The oldest exotic tree

Yesterday I poached pears and made a pear cake using pears from my neighbour’s tree. Pears without peach and plum

With my mouth and my mind very involved with pears, I decided that, today, I would visit the oldest exotic tree in Christchurch, and that tree happens to be a pear tree.

Here it is; the French Durondeau Pear tree planted in 1846.Durondeau Pear 1846

It was planted by the Deans brothers in their flourishing orchard in the grounds of Riccarton House. Only, at that time, there was no Riccarton House, just the Deans Cottage which was built in 1843.  The Deans supplied fruit and vegetables and young trees to the main body of settlers who arrived in 1850.

I find it hard to believe that the Durondeau is so old. Not only older than other exotic trees but older than most of our buildings.  To my eyes, it remains vigorous and strong.  Looking good

It still bears fruit.Pears in a pear tree I picked up one of the free fall pears.  I hope it will ripen. I am curious to know what it will taste like. Many of the other trees planted by the Deans, including John’s wife, Jane,  are still flourishing and are now notable and protected trees.Care for the Trees please

The story of John and Jane Deans is a lovely, but sad, one for Valentine’s Day. They met in Scotland prior to 1841 near Jane’s family home at Auchenflower. John came to New Zealand in 1842. Ten years later he returned to Scotland to marry Jane at  Riccarton, Ayrshire, Scotland. They left Scotland in October 1852 and arrived in Lyttelton, New Zealand, in February 1853. Jane gave birth to their only child in August 1853. Her husband John, died in June 1854.  Jane could have returned to Scotland but she stayed on, and with support from her family, continued to develop Riccarton house and farm and carry out her husband’s wishes for the preservation of Riccarton Bush. She was a remarkable woman.

© silkannthreades


22 thoughts on “The oldest exotic tree

  1. vsperry

    She was a remarkable woman and imagine how she would have felt to know that all these years later, you are still enjoying the “fruits of her labor”…

    1. Gallivanta Post author

      Yes, she was amazing and I think she knew she was starting something that would last the ages. I have been thinking more about your sister’s work. I think she (and you) would enjoy all the public art work that is filling the spaces in our broken city; the projects are called ‘Gap Fillers’. If we had lost trees, your sister’s project would have been perfect for our city too.

  2. lensandpensbysally

    I love pears and your post is a delicious early morning treat. What a joyful day to bring all your experiences together into a luscious pear cake. Yummy.

  3. kiwiskan

    You might be interested to know that I have a letter of reference written by John Deans in 1897 for my granddad, Robert Wilkinson, who was employed by him for milking and general farm work.

  4. Mrs. P

    I saw your post this morning just as I was heading off to work and I have to say, it looked so delicious! Fascinating facts about this very old pear tree. I loved the perspective you gave of comparing it to the buildings around you. What a lovely, yet sad story. Great little outing after a day of baking! Yum!

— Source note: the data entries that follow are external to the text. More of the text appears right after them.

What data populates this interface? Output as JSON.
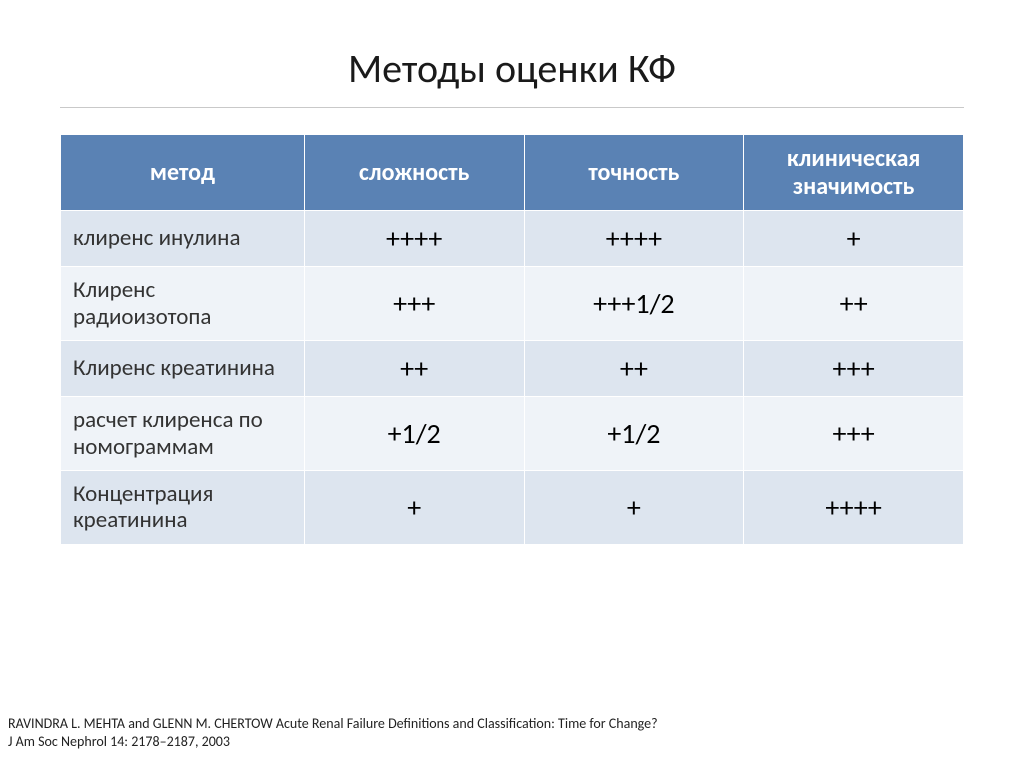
{
  "title": "Методы оценки КФ",
  "table": {
    "columns": [
      "метод",
      "сложность",
      "точность",
      "клиническая значимость"
    ],
    "rows": [
      {
        "label": "клиренс инулина",
        "values": [
          "++++",
          "++++",
          "+"
        ]
      },
      {
        "label": "Клиренс радиоизотопа",
        "values": [
          "+++",
          "+++1/2",
          "++"
        ]
      },
      {
        "label": "Клиренс креатинина",
        "values": [
          "++",
          "++",
          "+++"
        ]
      },
      {
        "label": "расчет клиренса по номограммам",
        "values": [
          "+1/2",
          "+1/2",
          "+++"
        ]
      },
      {
        "label": "Концентрация креатинина",
        "values": [
          "+",
          "+",
          "++++"
        ]
      }
    ],
    "header_bg": "#5a82b4",
    "header_fg": "#ffffff",
    "row_band_colors": [
      "#dde5ef",
      "#eff3f8"
    ],
    "border_color": "#ffffff",
    "header_fontsize": 24,
    "label_fontsize": 23,
    "value_fontsize": 28
  },
  "citation_line1": "RAVINDRA L. MEHTA and GLENN M. CHERTOW Acute Renal Failure Definitions and Classification: Time for Change?",
  "citation_line2": "J Am Soc Nephrol 14: 2178–2187, 2003",
  "colors": {
    "background": "#ffffff",
    "title": "#1a1a1a",
    "rule": "#c9c9c9"
  }
}
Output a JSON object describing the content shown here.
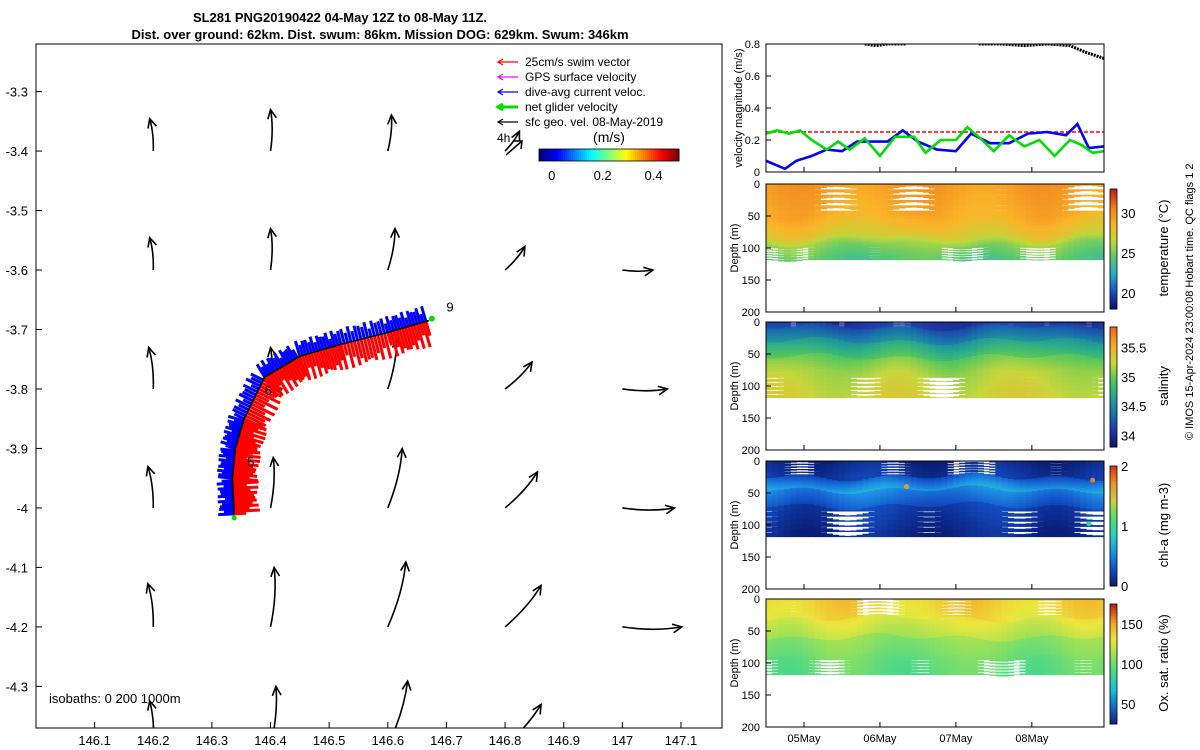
{
  "header": {
    "line1": "SL281 PNG20190422 04-May 12Z to 08-May 11Z.",
    "line2": "Dist. over ground: 62km. Dist. swum: 86km. Mission DOG: 629km. Swum: 346km"
  },
  "footer": "© IMOS 15-Apr-2024 23:00:08 Hobart time. QC flags 1  2",
  "colors": {
    "swim": "#ff0000",
    "gps": "#ff00ff",
    "current": "#0000ff",
    "net": "#00e000",
    "geo": "#000000"
  },
  "chart_data": [
    {
      "id": "map",
      "type": "scatter",
      "title": "Glider track with surface geostrophic velocity",
      "xlabel": "",
      "ylabel": "",
      "xlim": [
        146.0,
        147.17
      ],
      "ylim": [
        -4.37,
        -3.22
      ],
      "xticks": [
        146.1,
        146.2,
        146.3,
        146.4,
        146.5,
        146.6,
        146.7,
        146.8,
        146.9,
        147,
        147.1
      ],
      "yticks": [
        -3.3,
        -3.4,
        -3.5,
        -3.6,
        -3.7,
        -3.8,
        -3.9,
        -4,
        -4.1,
        -4.2,
        -4.3
      ],
      "legend": [
        {
          "label": "25cm/s swim vector",
          "color": "#ff0000"
        },
        {
          "label": "GPS surface velocity",
          "color": "#ff00ff"
        },
        {
          "label": "dive-avg current veloc.",
          "color": "#0000ff"
        },
        {
          "label": "net glider velocity",
          "color": "#00e000"
        },
        {
          "label": "sfc geo. vel. 08-May-2019",
          "color": "#000000"
        }
      ],
      "scale_label": "4h",
      "colorbar": {
        "label": "(m/s)",
        "ticks": [
          0,
          0.2,
          0.4
        ],
        "range": [
          -0.05,
          0.5
        ]
      },
      "isobaths_label": "isobaths: 0   200  1000m",
      "track": [
        [
          146.338,
          -4.01
        ],
        [
          146.335,
          -3.95
        ],
        [
          146.34,
          -3.9
        ],
        [
          146.355,
          -3.85
        ],
        [
          146.39,
          -3.78
        ],
        [
          146.45,
          -3.745
        ],
        [
          146.52,
          -3.725
        ],
        [
          146.6,
          -3.705
        ],
        [
          146.67,
          -3.685
        ]
      ],
      "day_labels": [
        {
          "text": "5",
          "x": 146.36,
          "y": -3.93
        },
        {
          "text": "6",
          "x": 146.39,
          "y": -3.81
        },
        {
          "text": "9",
          "x": 146.7,
          "y": -3.67
        }
      ],
      "current_grid": {
        "x": [
          146.2,
          146.4,
          146.6,
          146.8,
          147.0
        ],
        "y": [
          -3.4,
          -3.6,
          -3.8,
          -4.0,
          -4.2
        ],
        "u": [
          [
            -0.04,
            0.0,
            0.04,
            0.16,
            null
          ],
          [
            -0.04,
            0.0,
            0.08,
            0.22,
            0.34
          ],
          [
            -0.05,
            0.0,
            0.1,
            0.3,
            0.5
          ],
          [
            -0.06,
            0.03,
            0.16,
            0.36,
            0.58
          ],
          [
            -0.06,
            0.04,
            0.2,
            0.4,
            0.66
          ],
          [
            -0.04,
            0.06,
            0.22,
            0.4,
            null
          ]
        ],
        "v": [
          [
            0.36,
            0.46,
            0.4,
            0.22,
            null
          ],
          [
            0.36,
            0.46,
            0.46,
            0.26,
            0.0
          ],
          [
            0.46,
            0.46,
            0.56,
            0.3,
            0.0
          ],
          [
            0.46,
            0.56,
            0.66,
            0.4,
            0.0
          ],
          [
            0.48,
            0.66,
            0.72,
            0.46,
            0.0
          ],
          [
            0.5,
            0.66,
            0.72,
            0.46,
            null
          ]
        ],
        "rows_y": [
          -3.4,
          -3.6,
          -3.8,
          -4.0,
          -4.2,
          -4.4
        ]
      }
    },
    {
      "id": "velocity",
      "type": "line",
      "ylabel": "velocity magnitude (m/s)",
      "ylim": [
        0,
        0.8
      ],
      "yticks": [
        0,
        0.2,
        0.4,
        0.6,
        0.8
      ],
      "xlim": [
        4.5,
        8.95
      ],
      "series": [
        {
          "name": "swim reference",
          "color": "#ff0000",
          "x": [
            4.5,
            8.95
          ],
          "values": [
            0.25,
            0.25
          ]
        },
        {
          "name": "GPS surface velocity (upper)",
          "color": "#000000",
          "x": [
            5.8,
            5.95,
            6.1,
            6.35
          ],
          "values": [
            0.8,
            0.79,
            0.8,
            0.8
          ]
        },
        {
          "name": "GPS surface velocity (right)",
          "color": "#000000",
          "x": [
            7.3,
            7.6,
            7.9,
            8.2,
            8.5,
            8.7,
            8.95
          ],
          "values": [
            0.8,
            0.8,
            0.79,
            0.8,
            0.79,
            0.75,
            0.71
          ]
        },
        {
          "name": "dive-avg current",
          "color": "#0000ff",
          "x": [
            4.5,
            4.6,
            4.75,
            4.9,
            5.1,
            5.3,
            5.5,
            5.7,
            5.9,
            6.1,
            6.3,
            6.5,
            6.75,
            7.0,
            7.2,
            7.45,
            7.7,
            7.95,
            8.2,
            8.45,
            8.6,
            8.75,
            8.95
          ],
          "values": [
            0.07,
            0.05,
            0.02,
            0.07,
            0.1,
            0.14,
            0.13,
            0.19,
            0.19,
            0.19,
            0.26,
            0.19,
            0.14,
            0.13,
            0.24,
            0.18,
            0.18,
            0.24,
            0.25,
            0.23,
            0.3,
            0.15,
            0.16
          ]
        },
        {
          "name": "net glider velocity",
          "color": "#00e000",
          "x": [
            4.5,
            4.65,
            4.8,
            4.95,
            5.1,
            5.3,
            5.45,
            5.6,
            5.8,
            6.0,
            6.2,
            6.45,
            6.6,
            6.8,
            7.0,
            7.15,
            7.3,
            7.5,
            7.7,
            7.9,
            8.1,
            8.3,
            8.5,
            8.65,
            8.8,
            8.95
          ],
          "values": [
            0.24,
            0.26,
            0.24,
            0.26,
            0.2,
            0.14,
            0.19,
            0.14,
            0.21,
            0.1,
            0.22,
            0.22,
            0.12,
            0.2,
            0.2,
            0.28,
            0.22,
            0.13,
            0.23,
            0.16,
            0.2,
            0.1,
            0.2,
            0.17,
            0.12,
            0.13
          ]
        }
      ]
    },
    {
      "id": "temperature",
      "type": "heatmap",
      "ylabel": "Depth (m)",
      "cbar_label": "temperature (°C)",
      "cbar_ticks": [
        20,
        25,
        30
      ],
      "clim": [
        18,
        33
      ],
      "ylim": [
        0,
        200
      ],
      "yticks": [
        0,
        50,
        100,
        150,
        200
      ],
      "surface_value": 29.8,
      "sections": [
        {
          "from": 0,
          "to": 50,
          "start": 29.8,
          "end": 29.0
        },
        {
          "from": 50,
          "to": 80,
          "start": 29.0,
          "end": 27.5
        },
        {
          "from": 80,
          "to": 95,
          "start": 27.5,
          "end": 25.5
        },
        {
          "from": 95,
          "to": 118,
          "start": 25.5,
          "end": 24.2
        }
      ]
    },
    {
      "id": "salinity",
      "type": "heatmap",
      "ylabel": "Depth (m)",
      "cbar_label": "salinity",
      "cbar_ticks": [
        34,
        34.5,
        35,
        35.5
      ],
      "clim": [
        33.8,
        35.85
      ],
      "ylim": [
        0,
        200
      ],
      "yticks": [
        0,
        50,
        100,
        150,
        200
      ],
      "sections": [
        {
          "from": 0,
          "to": 8,
          "start": 34.05,
          "end": 34.1
        },
        {
          "from": 8,
          "to": 30,
          "start": 34.2,
          "end": 34.5
        },
        {
          "from": 30,
          "to": 55,
          "start": 34.6,
          "end": 34.9
        },
        {
          "from": 55,
          "to": 80,
          "start": 35.0,
          "end": 35.2
        },
        {
          "from": 80,
          "to": 118,
          "start": 35.2,
          "end": 35.3
        }
      ]
    },
    {
      "id": "chla",
      "type": "heatmap",
      "ylabel": "Depth (m)",
      "cbar_label": "chl-a (mg m-3)",
      "cbar_ticks": [
        0,
        1,
        2
      ],
      "clim": [
        0,
        2
      ],
      "ylim": [
        0,
        200
      ],
      "yticks": [
        0,
        50,
        100,
        150,
        200
      ],
      "sections": [
        {
          "from": 0,
          "to": 25,
          "start": 0.05,
          "end": 0.15
        },
        {
          "from": 25,
          "to": 45,
          "start": 0.3,
          "end": 0.65
        },
        {
          "from": 45,
          "to": 70,
          "start": 0.5,
          "end": 0.3
        },
        {
          "from": 70,
          "to": 118,
          "start": 0.2,
          "end": 0.05
        }
      ],
      "hotspots": [
        {
          "day": 6.35,
          "depth": 40,
          "value": 1.7
        },
        {
          "day": 8.8,
          "depth": 30,
          "value": 1.8
        },
        {
          "day": 8.75,
          "depth": 98,
          "value": 0.9
        }
      ]
    },
    {
      "id": "oxygen",
      "type": "heatmap",
      "ylabel": "Depth (m)",
      "cbar_label": "Ox. sat. ratio (%)",
      "cbar_ticks": [
        50,
        100,
        150
      ],
      "clim": [
        25,
        175
      ],
      "ylim": [
        0,
        200
      ],
      "yticks": [
        0,
        50,
        100,
        150,
        200
      ],
      "sections": [
        {
          "from": 0,
          "to": 30,
          "start": 140,
          "end": 135
        },
        {
          "from": 30,
          "to": 60,
          "start": 130,
          "end": 118
        },
        {
          "from": 60,
          "to": 90,
          "start": 110,
          "end": 102
        },
        {
          "from": 90,
          "to": 118,
          "start": 100,
          "end": 96
        }
      ]
    }
  ],
  "time_axis": {
    "xlim": [
      4.5,
      8.95
    ],
    "ticks": [
      {
        "label": "05May",
        "day": 5
      },
      {
        "label": "06May",
        "day": 6
      },
      {
        "label": "07May",
        "day": 7
      },
      {
        "label": "08May",
        "day": 8
      }
    ]
  }
}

    1. Gallivanta Post author

      Glad you enjoyed my post. It was a lovely, lovely outing. The cicadas were singing, the sun was shining, the surroundings beautiful; what more could you want?

      1. Mrs. P

        I can’t believe you said the cicadas were singing…like it was a good thing. People around hear can’t stand the sound of them “singing” all night long. You made me laugh!

        1. Gallivanta Post author

          That’s too funny. Perhaps they sound good because we don’t get to hear them too often. Or perhaps it’s because I am getting a little deaf.